A uni-browed, blue-eyed Begum Jaan (Balan) is the defiant owner of the haveli. She is detestable, and I wanted her to perish within the first fifteen minutes. She sucks up to a King, hates on a commoner, resents her business and celebrates the democracy of a bed. But her place is more of a multicultural madhouse – full of screechy women that sound like they’ve escaped Arkham Asylums for Failed Actors from every region. Viewers who amble out after watching this film will probably look as unhinged and pointlessly deranged.

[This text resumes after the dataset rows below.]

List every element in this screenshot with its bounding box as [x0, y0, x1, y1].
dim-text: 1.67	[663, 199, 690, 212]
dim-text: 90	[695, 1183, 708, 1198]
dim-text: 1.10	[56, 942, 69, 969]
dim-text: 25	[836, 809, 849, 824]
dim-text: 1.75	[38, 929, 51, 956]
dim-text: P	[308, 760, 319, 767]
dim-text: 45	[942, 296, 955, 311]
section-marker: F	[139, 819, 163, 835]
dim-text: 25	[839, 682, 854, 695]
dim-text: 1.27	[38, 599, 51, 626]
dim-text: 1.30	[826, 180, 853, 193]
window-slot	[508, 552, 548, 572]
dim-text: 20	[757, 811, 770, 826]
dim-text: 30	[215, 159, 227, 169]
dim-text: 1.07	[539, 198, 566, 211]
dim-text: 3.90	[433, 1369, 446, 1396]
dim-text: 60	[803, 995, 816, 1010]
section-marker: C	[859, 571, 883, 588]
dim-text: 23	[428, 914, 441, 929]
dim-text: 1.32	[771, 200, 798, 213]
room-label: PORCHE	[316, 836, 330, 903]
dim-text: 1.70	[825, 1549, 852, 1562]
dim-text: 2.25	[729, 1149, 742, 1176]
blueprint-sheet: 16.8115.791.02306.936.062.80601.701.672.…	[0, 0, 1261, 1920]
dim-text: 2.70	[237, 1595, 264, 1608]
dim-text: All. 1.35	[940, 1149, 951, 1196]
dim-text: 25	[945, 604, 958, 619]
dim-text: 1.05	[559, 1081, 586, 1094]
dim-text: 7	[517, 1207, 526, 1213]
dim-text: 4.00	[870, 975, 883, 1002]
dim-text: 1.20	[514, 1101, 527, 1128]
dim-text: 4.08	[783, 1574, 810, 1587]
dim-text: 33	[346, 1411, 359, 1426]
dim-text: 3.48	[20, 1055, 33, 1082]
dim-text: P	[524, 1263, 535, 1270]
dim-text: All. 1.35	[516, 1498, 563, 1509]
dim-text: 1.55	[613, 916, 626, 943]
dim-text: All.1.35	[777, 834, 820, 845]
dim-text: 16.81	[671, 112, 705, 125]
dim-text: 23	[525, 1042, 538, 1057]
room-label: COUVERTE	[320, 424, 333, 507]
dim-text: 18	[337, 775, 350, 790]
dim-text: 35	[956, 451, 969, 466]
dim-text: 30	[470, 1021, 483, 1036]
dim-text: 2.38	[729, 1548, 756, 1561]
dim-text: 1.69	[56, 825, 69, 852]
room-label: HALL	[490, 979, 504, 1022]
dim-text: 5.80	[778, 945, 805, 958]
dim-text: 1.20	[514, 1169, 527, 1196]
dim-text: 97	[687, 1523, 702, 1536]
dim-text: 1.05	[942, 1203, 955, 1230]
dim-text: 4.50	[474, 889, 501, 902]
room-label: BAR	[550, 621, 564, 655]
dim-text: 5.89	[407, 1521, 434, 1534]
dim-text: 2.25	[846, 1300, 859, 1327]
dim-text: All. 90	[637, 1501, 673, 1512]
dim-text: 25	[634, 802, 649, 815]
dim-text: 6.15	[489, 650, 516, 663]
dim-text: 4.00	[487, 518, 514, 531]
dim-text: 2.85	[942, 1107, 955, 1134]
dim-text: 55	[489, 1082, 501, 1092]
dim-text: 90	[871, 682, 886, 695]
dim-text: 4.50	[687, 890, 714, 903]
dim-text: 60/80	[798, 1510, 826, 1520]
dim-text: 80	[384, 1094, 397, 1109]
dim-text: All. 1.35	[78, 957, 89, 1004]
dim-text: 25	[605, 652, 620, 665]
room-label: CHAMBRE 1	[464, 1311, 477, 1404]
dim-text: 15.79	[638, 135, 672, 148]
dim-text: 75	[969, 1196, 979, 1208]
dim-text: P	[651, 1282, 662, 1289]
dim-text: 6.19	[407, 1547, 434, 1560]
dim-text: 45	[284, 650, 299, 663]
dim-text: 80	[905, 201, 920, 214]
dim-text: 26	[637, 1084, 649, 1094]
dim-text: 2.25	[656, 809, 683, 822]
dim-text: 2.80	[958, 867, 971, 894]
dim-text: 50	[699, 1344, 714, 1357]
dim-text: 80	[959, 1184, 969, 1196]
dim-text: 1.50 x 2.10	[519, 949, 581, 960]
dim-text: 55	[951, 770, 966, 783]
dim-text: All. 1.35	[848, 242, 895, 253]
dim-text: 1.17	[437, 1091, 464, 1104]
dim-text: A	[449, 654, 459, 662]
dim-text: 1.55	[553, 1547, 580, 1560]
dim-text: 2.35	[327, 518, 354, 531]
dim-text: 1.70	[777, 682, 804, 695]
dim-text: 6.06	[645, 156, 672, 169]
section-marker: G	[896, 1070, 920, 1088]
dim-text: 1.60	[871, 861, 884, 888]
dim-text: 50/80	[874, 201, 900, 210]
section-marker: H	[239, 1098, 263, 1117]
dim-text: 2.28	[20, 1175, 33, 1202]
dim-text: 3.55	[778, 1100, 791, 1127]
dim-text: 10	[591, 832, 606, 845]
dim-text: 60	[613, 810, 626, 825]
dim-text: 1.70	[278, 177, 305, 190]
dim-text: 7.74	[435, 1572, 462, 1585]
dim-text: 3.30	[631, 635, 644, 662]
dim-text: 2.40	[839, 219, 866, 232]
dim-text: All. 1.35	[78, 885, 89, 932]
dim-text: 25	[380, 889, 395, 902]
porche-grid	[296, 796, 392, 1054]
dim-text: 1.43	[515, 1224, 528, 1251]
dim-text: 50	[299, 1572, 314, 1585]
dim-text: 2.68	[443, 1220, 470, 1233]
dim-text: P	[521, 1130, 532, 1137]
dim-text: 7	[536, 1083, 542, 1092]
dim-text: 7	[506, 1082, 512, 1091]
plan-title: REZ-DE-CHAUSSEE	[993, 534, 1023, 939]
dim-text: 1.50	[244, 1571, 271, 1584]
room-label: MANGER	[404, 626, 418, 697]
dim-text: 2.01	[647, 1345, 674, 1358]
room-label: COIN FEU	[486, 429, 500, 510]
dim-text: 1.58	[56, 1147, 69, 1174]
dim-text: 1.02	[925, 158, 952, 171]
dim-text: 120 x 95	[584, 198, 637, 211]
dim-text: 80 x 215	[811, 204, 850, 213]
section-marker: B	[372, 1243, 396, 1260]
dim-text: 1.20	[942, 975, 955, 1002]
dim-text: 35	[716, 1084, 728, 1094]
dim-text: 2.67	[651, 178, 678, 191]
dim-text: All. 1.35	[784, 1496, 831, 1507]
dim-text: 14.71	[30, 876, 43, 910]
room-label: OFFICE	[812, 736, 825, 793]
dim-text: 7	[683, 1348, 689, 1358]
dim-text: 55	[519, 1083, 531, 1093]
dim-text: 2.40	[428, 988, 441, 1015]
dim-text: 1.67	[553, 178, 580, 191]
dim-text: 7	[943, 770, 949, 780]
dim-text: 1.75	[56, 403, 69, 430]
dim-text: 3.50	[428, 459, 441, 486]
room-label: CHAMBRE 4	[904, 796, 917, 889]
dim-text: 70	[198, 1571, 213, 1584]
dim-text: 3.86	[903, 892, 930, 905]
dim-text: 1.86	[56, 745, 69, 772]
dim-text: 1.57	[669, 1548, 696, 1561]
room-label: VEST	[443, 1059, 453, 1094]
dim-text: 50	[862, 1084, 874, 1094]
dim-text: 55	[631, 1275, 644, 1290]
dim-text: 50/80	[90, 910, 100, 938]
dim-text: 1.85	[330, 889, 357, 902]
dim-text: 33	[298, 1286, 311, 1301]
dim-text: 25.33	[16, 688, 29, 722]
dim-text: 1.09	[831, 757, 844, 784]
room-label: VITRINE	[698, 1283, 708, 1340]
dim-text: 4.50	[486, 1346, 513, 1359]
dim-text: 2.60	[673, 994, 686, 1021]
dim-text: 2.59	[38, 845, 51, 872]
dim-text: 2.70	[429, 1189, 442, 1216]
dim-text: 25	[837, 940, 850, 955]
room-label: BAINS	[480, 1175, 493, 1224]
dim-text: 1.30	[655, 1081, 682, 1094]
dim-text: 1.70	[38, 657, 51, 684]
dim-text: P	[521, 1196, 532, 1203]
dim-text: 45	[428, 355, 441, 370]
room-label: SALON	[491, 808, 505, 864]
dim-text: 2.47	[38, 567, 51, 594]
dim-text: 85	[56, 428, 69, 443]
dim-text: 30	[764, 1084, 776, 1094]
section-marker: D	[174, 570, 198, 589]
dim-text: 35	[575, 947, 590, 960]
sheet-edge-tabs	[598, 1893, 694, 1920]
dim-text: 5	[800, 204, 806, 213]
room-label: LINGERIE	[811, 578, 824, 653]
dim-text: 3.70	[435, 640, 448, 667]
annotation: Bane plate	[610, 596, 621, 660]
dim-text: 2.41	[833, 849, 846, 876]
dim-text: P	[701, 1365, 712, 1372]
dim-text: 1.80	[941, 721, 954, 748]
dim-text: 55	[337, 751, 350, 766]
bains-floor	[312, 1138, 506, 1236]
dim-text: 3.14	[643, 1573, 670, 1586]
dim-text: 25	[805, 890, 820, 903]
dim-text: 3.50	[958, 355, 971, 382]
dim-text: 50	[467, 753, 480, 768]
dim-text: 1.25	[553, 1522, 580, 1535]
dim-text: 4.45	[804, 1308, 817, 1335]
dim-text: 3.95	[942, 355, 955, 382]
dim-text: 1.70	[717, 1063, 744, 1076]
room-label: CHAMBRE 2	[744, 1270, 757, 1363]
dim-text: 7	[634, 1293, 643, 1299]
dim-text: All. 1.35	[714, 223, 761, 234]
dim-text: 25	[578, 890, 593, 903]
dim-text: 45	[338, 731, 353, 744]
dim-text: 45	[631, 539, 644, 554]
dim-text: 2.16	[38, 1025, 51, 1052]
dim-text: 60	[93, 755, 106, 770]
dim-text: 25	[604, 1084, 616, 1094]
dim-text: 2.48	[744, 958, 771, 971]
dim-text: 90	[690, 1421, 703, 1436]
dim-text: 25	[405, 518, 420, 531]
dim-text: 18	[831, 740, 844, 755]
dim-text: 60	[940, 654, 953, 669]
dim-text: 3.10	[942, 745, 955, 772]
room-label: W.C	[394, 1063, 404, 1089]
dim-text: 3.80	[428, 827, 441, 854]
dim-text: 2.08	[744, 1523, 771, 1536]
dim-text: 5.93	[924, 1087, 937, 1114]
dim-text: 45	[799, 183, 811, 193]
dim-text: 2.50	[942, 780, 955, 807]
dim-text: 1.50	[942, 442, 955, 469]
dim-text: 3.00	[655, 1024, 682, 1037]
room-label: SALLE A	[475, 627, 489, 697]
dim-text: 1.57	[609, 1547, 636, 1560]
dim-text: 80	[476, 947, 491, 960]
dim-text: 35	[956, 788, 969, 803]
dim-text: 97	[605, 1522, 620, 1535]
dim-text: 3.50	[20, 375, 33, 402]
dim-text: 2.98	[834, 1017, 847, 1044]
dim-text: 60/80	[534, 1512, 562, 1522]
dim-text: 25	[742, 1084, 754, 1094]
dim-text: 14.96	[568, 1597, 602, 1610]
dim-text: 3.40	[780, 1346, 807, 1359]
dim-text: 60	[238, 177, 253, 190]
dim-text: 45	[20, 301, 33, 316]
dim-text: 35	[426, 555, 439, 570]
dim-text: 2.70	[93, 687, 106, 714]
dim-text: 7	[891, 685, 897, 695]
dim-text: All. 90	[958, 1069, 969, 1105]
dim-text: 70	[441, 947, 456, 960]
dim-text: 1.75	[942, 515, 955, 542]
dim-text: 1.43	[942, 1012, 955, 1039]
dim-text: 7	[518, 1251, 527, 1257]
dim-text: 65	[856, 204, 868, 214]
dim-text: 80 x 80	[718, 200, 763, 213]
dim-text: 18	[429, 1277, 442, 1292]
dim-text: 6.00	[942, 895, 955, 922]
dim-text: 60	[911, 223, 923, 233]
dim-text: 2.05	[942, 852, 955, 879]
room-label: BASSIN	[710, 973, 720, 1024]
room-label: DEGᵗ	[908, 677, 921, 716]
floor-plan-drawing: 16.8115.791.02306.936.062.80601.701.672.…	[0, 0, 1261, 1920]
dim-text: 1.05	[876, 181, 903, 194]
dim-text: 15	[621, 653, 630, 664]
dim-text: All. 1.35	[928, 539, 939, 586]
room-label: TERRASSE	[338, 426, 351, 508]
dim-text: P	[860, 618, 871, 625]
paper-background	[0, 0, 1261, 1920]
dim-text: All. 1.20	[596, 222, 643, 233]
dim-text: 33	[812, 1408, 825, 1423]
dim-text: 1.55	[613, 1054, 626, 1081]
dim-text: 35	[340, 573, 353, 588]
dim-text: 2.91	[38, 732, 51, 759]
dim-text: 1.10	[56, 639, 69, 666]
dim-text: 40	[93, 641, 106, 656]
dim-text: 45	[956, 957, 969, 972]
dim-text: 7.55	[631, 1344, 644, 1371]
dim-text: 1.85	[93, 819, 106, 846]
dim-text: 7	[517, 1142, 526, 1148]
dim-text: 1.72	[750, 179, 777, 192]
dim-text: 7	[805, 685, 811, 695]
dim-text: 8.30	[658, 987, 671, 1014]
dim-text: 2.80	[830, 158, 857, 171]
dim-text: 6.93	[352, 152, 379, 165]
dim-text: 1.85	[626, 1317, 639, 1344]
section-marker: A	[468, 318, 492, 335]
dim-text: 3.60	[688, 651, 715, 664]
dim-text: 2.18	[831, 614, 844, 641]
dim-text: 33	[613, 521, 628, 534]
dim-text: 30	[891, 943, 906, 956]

Towards the end, there’s a laughably choreographed shootout sequence where everyone seems to be firing blanks into the dark, quite literally

There’s a girl who speaks Gujarati in a Rajasthani accent, a girl who speaks Marwari in a Bengali accent, a girl who speaks Bihari Hindi in a South Indian accent, and a girl who doesn’t speak at all too. This girl is Mishti – the young light-eyed actress who still looks traumatized from making her debut with Subhash Ghai’s Kaanchi

Chunky Pandey also appears as an evil villain entrusted with the job of ‘clearing the path’; the brief to him seems to be “act like you don’t have a toothpick but you really need one”. Towards the end, there’s a laughably choreographed shootout sequence where everyone seems to be firing blanks into the dark, quite literally. I could swear the cinematographer was shot a couple of times, too. They’re all screaming and running and shouting and burning and dying, almost as if they’re being told that a sequel is in the works and they’d have to reprise their roles. 

The ladies’ bizarre behavior is clearly the result of a man directing them, and exploiting his own superficial idea of the world’s oldest profession. What else can explain a shot of an old woman stripping against the backdrop of the Indian flag in 2017 to drive away rapists? And its corresponding 1947 scene of a pre-teen girl doing the same to shame a perverse cop into submission? This would’ve been tasteless and inexplicable, if this were actually a film.